Am Tanganjikasee gelegen ist Ujiji ein unscheinbarer Ort mit großer historischer Bedeutung. Die älteste Stadt im westlichen Tansania war eine wichtige islamische Handelsstadt für Güter, wie Elfenbein und Sklaven aus dem östlichen Kongo.

Dr. Livingstone, I presume?

Dr. Livingstone, I presume?

Dr. Livingstone

Wäre da nicht Dr. Livingstone, wäre ich vielleicht gar nicht nach Ujiji gefahren. Mehr als ein paar magere Worte hat der Reiseführer nicht übrig gehabt. Ich hatte aber Zeit und da ich schon mal in der Region war, konnte ich mir auch das Museum über Dr. Livingstone anschauen.
Ich war positiv überrascht. Obwohl ich vermeintlich vor verschlossener Türe stand, öffnete mir Matthias das Tor und begann seine Führung mit einem geschichtlichen Ausflug durch das Leben von Dr. Livingstone. Auf seiner dritten und letzten Reise von 1866 bis 1873, welche er in Mikindani begann, kam er nach Ujiji und hier war es auch, wo er auf Henry Morton Stanley traf. Am 10. November 1871 trafen der Journalist, gesandt um Dr. David Livingstone zu finden, und der Abenteurer unter dem Mangobaum aufeinander. Mr. Stanley begrüßte Dr. Livingstone mit dem berühmten Satz:

Dr. Livingstone, I presume?

Der damalige Mangobaum steht nicht mehr, aber zwei seiner Ableger rahmen ein Monument an seiner damaligen Stelle.
Was Dr. Livingstone nach Ujiji trieb, macht heute noch eine Entdeckungsreise wert: die Sklavenstraße nach Bagamoyo.

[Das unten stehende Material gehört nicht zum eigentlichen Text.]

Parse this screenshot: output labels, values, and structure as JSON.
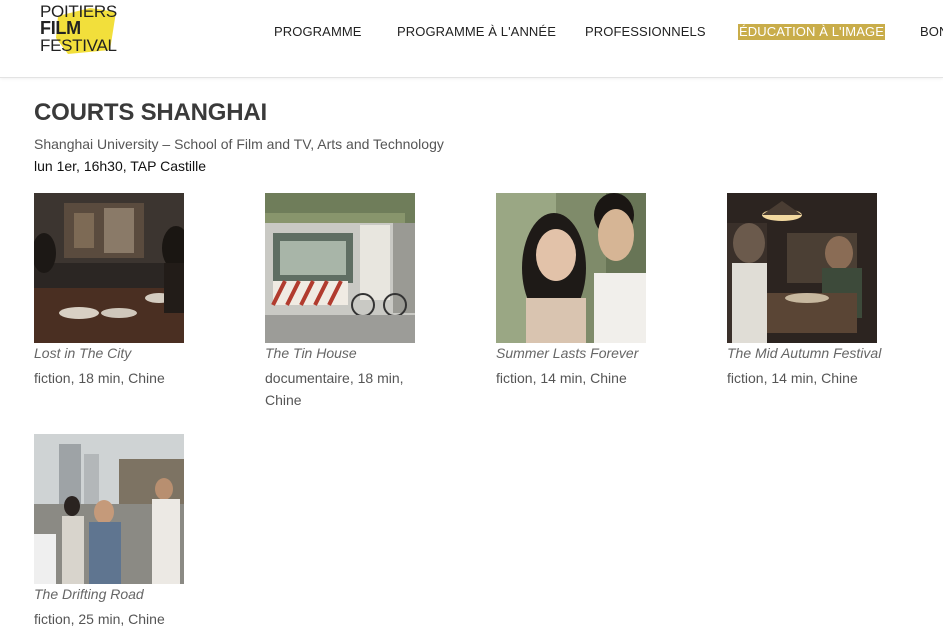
{
  "header": {
    "logo": {
      "line1": "POITIERS",
      "line2": "FILM",
      "line3": "FESTIVAL",
      "accent_color": "#f2df3b"
    },
    "nav": [
      {
        "label": "PROGRAMME",
        "active": false
      },
      {
        "label": "PROGRAMME À L'ANNÉE",
        "active": false
      },
      {
        "label": "PROFESSIONNELS",
        "active": false
      },
      {
        "label": "ÉDUCATION À L'IMAGE",
        "active": true
      },
      {
        "label": "BON",
        "active": false
      }
    ],
    "active_color": "#c9ad4a"
  },
  "main": {
    "title": "COURTS SHANGHAI",
    "subtitle": "Shanghai University  –  School of Film and TV, Arts and Technology",
    "schedule": "lun 1er, 16h30, TAP Castille"
  },
  "films": [
    {
      "title": "Lost in The City",
      "meta": "fiction, 18 min, Chine",
      "thumb": "restaurant-interior-scene"
    },
    {
      "title": "The Tin House",
      "meta": "documentaire, 18 min, Chine",
      "thumb": "street-shack-with-bicycle"
    },
    {
      "title": "Summer Lasts Forever",
      "meta": "fiction, 14 min, Chine",
      "thumb": "young-couple-portrait"
    },
    {
      "title": "The Mid Autumn Festival",
      "meta": "fiction, 14 min, Chine",
      "thumb": "dim-room-dinner"
    },
    {
      "title": "The Drifting Road",
      "meta": "fiction, 25 min, Chine",
      "thumb": "men-on-city-street"
    }
  ]
}
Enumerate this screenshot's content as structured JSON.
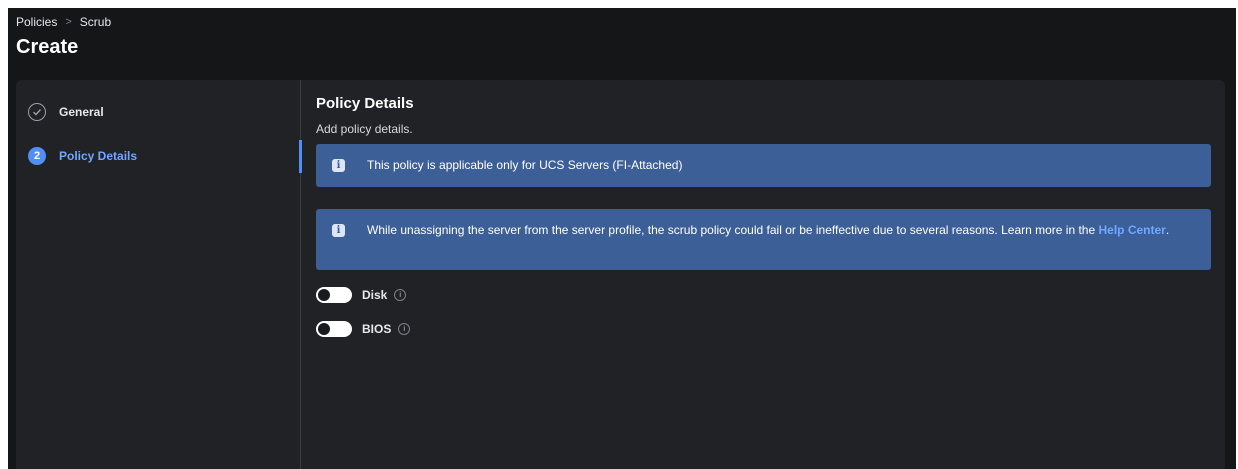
{
  "breadcrumb": {
    "items": [
      "Policies",
      "Scrub"
    ],
    "separator": ">"
  },
  "page": {
    "title": "Create"
  },
  "steps": [
    {
      "label": "General",
      "state": "completed",
      "icon": "check-circle-icon"
    },
    {
      "number": "2",
      "label": "Policy Details",
      "state": "active"
    }
  ],
  "section": {
    "title": "Policy Details",
    "subtitle": "Add policy details."
  },
  "banners": [
    {
      "icon": "info-icon",
      "text": "This policy is applicable only for UCS Servers (FI-Attached)"
    },
    {
      "icon": "info-icon",
      "text": "While unassigning the server from the server profile, the scrub policy could fail or be ineffective due to several reasons. Learn more in the",
      "link": "Help Center",
      "suffix": "."
    }
  ],
  "toggles": [
    {
      "label": "Disk",
      "on": false
    },
    {
      "label": "BIOS",
      "on": false
    }
  ],
  "colors": {
    "background": "#151618",
    "panel": "#202226",
    "accent": "#4f8ff7",
    "banner": "#3c5f98",
    "link": "#6fa8ff"
  }
}
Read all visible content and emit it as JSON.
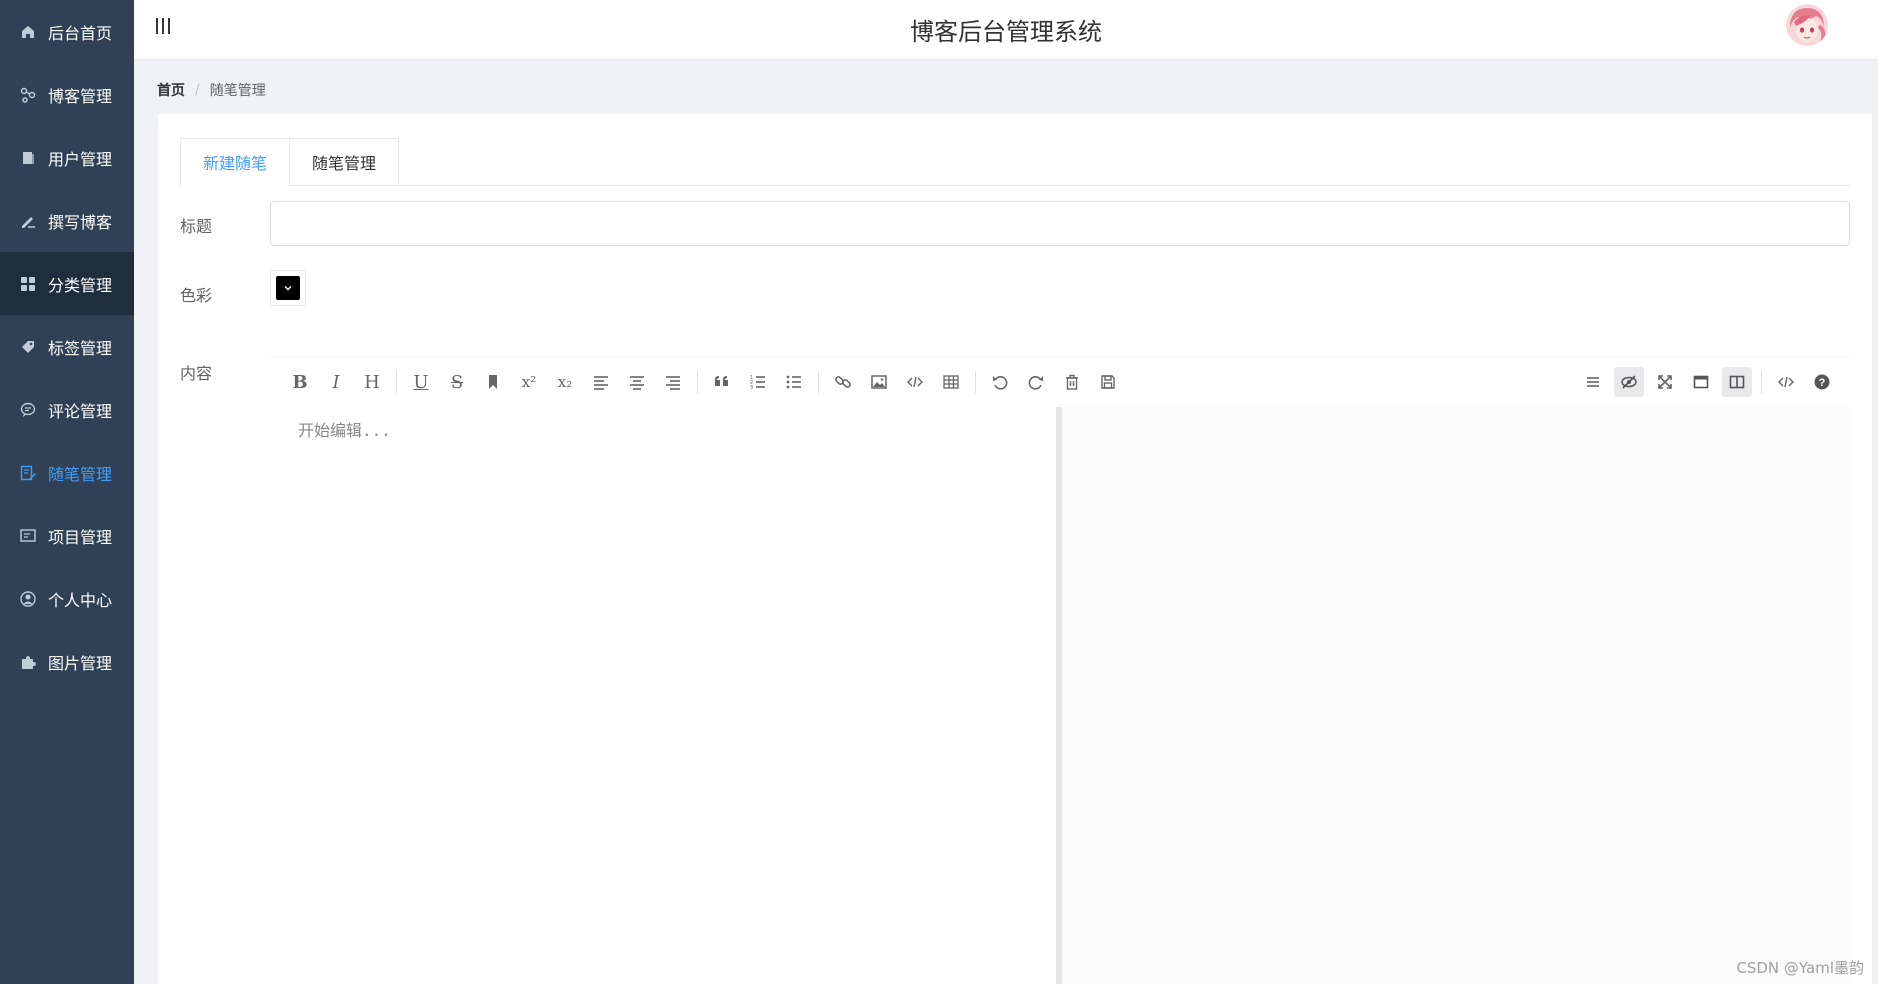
{
  "header": {
    "title": "博客后台管理系统"
  },
  "sidebar": {
    "items": [
      {
        "label": "后台首页",
        "icon": "home-icon"
      },
      {
        "label": "博客管理",
        "icon": "share-icon"
      },
      {
        "label": "用户管理",
        "icon": "user-book-icon"
      },
      {
        "label": "撰写博客",
        "icon": "pen-icon"
      },
      {
        "label": "分类管理",
        "icon": "grid-icon"
      },
      {
        "label": "标签管理",
        "icon": "tag-icon"
      },
      {
        "label": "评论管理",
        "icon": "comment-icon"
      },
      {
        "label": "随笔管理",
        "icon": "edit-doc-icon"
      },
      {
        "label": "项目管理",
        "icon": "project-icon"
      },
      {
        "label": "个人中心",
        "icon": "person-icon"
      },
      {
        "label": "图片管理",
        "icon": "puzzle-icon"
      }
    ],
    "active_index": 7,
    "hover_index": 4
  },
  "breadcrumb": {
    "home": "首页",
    "separator": "/",
    "current": "随笔管理"
  },
  "tabs": [
    {
      "label": "新建随笔",
      "active": true
    },
    {
      "label": "随笔管理",
      "active": false
    }
  ],
  "form": {
    "title_label": "标题",
    "title_value": "",
    "color_label": "色彩",
    "color_value": "#000000",
    "content_label": "内容"
  },
  "editor": {
    "placeholder": "开始编辑...",
    "toolbar_left": [
      "bold-icon",
      "italic-icon",
      "header-icon",
      "underline-icon",
      "strikethrough-icon",
      "mark-icon",
      "superscript-icon",
      "subscript-icon",
      "align-left-icon",
      "align-center-icon",
      "align-right-icon",
      "quote-icon",
      "ordered-list-icon",
      "unordered-list-icon",
      "link-icon",
      "image-icon",
      "code-icon",
      "table-icon",
      "undo-icon",
      "redo-icon",
      "trash-icon",
      "save-icon"
    ],
    "toolbar_right": [
      "navigation-icon",
      "preview-toggle-icon",
      "fullscreen-icon",
      "window-icon",
      "subfield-icon",
      "html-code-icon",
      "help-icon"
    ]
  },
  "watermark": "CSDN @Yaml墨韵",
  "colors": {
    "sidebar_bg": "#304156",
    "accent": "#409eff"
  }
}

Dr. Livingstone Memorial - Livingstone und Stanley trafen sich unter diesen Mangobäumen

Dr. Livingstone Memorial – Livingstone und Stanley trafen sich unter diesen Mangobäumen

Die versteckte Geschichte

Kein Schild im Ort, kein ausgeprägter Tourismus deutet auf die Geschichte im Ort hin. Nur drei Infotafeln im Museum zeigen die Orte des Geschehens.
Die Geschichte beginnt schon weit vorher, aber im 19. Jahrhundert wurde Ujiji sehr wohlhabend. Dies lag an der strategischen Lage auf der zentralen Elfenbein- und Sklavenroute zwischen Kongo und Sansibar. Sklaven waren damals stark gefragt, da viele Plantagen viele Arbeitskräfte brauchten. Ujiji war daher zentraler Sammelpunkt, bevor die Sklaven bis Bagamoyo laufen mussten und in Sansibar auf dem Sklavenmarkt nach Persien, Indien, Mauritius, Reunion, Arabien und Südafrika verkauft wurden.
Matthias bot sich an, mir die versteckten Orte in Ujiji zu zeigen. Nach einem kurzen Besuch am traditionellen Bootsbauerhafen liefen wir über „Schleichwege“ in die Stadt.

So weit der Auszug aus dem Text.